I saw something when we were ordering. Her internal struggle with what to eat and over all anxiety. She seemed a lot like me and I actually felt at ease ordering. Her eyes kind of glazed over. but we ate and it was done.

The hardest part of the day for me is always planning what I will bring to work for dinner (especially if I am not hungry.. I tend to underestimate what I will want). After lunch I ran to a store (or rode my bike) to pick up a few toiletries and then I came back to get ready for work. There was a moment's hesitation and then I just threw something together.

I was really tired while at work. I think this past week has been emotionally draining. Anyways I ate the first half of my dinner on my ten minute break because I was hungry but by the time I was on my real break i didnt feel as hungry as i "should" have been. I literally choked down the rest of my dinner. The manner was disgusting really. Then I stood for a minute wondering if I should grab a treat from the pastry case. What happened to not hungry? I couldnt tell anymore.

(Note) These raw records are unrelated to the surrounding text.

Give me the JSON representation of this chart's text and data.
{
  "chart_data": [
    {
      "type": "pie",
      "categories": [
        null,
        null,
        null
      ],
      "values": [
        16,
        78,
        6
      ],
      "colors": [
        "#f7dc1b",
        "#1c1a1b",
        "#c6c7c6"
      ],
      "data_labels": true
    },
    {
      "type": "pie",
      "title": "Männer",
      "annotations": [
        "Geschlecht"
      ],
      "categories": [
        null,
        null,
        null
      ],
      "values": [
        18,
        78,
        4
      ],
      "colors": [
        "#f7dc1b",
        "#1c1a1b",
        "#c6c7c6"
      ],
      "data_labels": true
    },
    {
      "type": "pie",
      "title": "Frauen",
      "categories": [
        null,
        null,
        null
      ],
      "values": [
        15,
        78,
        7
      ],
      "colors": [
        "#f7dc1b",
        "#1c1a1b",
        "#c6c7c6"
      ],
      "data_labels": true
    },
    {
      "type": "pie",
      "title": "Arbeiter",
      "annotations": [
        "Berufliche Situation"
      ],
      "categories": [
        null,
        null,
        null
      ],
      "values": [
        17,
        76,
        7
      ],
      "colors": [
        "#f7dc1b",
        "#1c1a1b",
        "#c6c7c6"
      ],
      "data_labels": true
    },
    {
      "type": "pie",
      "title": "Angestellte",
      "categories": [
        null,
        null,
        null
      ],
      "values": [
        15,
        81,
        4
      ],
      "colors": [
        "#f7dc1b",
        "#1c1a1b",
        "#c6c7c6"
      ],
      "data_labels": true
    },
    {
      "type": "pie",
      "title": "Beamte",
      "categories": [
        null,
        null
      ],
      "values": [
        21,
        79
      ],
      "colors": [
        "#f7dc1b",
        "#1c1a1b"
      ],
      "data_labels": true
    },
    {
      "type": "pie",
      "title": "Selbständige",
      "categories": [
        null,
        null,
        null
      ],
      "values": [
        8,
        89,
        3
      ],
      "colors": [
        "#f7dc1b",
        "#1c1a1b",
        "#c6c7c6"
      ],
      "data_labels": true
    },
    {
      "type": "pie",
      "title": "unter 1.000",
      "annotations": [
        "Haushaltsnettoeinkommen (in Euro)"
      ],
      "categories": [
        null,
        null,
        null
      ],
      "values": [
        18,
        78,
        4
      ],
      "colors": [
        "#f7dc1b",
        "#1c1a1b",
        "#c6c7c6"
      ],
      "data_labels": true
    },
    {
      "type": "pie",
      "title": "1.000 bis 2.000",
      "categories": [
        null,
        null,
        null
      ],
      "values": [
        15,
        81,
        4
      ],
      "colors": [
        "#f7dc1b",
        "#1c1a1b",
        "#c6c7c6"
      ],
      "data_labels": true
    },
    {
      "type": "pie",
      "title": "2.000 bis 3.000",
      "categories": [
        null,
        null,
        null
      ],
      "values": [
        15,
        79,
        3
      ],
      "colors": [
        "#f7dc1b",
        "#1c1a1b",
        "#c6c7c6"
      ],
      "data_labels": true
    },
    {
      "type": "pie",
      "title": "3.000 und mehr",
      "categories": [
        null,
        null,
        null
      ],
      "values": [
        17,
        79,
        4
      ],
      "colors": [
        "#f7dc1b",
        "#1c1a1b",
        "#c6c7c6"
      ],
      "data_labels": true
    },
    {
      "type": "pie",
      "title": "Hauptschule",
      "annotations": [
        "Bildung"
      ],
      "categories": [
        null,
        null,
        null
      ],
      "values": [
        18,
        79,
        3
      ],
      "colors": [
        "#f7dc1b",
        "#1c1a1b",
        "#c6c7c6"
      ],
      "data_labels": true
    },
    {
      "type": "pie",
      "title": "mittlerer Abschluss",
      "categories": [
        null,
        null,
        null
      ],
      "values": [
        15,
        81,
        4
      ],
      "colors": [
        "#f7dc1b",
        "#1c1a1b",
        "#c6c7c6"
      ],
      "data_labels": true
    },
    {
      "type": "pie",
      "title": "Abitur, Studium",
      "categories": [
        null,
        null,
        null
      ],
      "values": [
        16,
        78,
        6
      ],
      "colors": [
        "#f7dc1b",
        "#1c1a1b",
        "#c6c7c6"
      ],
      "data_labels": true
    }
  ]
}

The result was a very crampy stomachache. My stomach was (and still is) overloaded.. or overwhelmed. It is not used to such erratic feeding.

A normal person may come across this entry and be so confused. Or they just think I am crazy because no normal person should have such a hard time with food. I suppose.. but maybe this is just how I deal with the other hard things in life..


A woman my mom used to know came into work. She used to be the typical cheerleader's mom, nails done and hair done up nice. This is not the same woman. She wears dirty clothes and has a dirty face. Her hair is in a pony tail and she starts to tell me how she can put sugar in her coffee if she wants. Then she starts lecturing my coworker on sexual harrassment and how disgusting it is (my coworker is male). She tells me she will only have a good night if justice is served to her daughters, who have been taught to stick their boobs and their tongues out at her. I feel horrible for this woman but my manager starts to complain. "If I hear her lecture one more time I'm kicking her out of the store". I argue that this lady probably can't help it.. maybe she's schizophrenic. "I don't care, she's crazy"

This same manager also complained about an anorexic woman who comes in. "She's so skinny, she's nuts. Her husband is nuts too, for letting her be that way" . I try to explain this woman has a problem, she needs professional help. I say this on deaf ears. To my coworker crazy is as crazy does.